Recent data indicates that today’s investors are smarter and not as likely to make ill-timed moves. According to the latest “Mind the Gap” report from Morningstar, the gap for U.S. stock funds was a positive 0.29% per year from 2010-2019. That turnaround came after a negative 0.36% per year in the 10-year period ending in 2015. Investors are learning from experience, as well as taking advantage of a long bull market, the article maintains.
The recent bear market was a chance to see how those investors would fare during a market drop, and early data suggests that most of them stayed the course. In fact, those that did move money around probably bought low and sold high, not the other way around. According to a recent report from Vanguard Group, only 5% of their self-directed investors and 17% of their retail households traded between February and May 2020—and less than 0.5% of investors moved to all cash in a panic.

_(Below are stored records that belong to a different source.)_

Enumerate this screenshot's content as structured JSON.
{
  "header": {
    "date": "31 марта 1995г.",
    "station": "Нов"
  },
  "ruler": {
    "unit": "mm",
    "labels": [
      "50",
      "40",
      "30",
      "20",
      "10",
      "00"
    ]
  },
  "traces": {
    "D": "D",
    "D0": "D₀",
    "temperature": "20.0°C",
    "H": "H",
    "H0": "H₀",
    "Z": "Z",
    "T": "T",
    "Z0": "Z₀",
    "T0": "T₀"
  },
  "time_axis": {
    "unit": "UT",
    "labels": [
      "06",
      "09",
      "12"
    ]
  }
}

DIY-minded investors should be confident, Kaissar writes, positing that a well-diversified portfolio only needs two low-cost ETFs: a global stock fund and a U.S. bond fund. And those ETFs can be purchased without a commission on most trading apps. Strike a balance between stocks and bonds by determining how much risk you want to take on a scale from 1 to 10. Then, multiply that number by 10 and you’ve got your stock allocation.
Of course, there are always good reasons to hire a money manager, from personalized advice to having a wise voice talk you out of selling when the markets dip. But, Kaissar concludes, there’s never been a better time to be a DIY investor.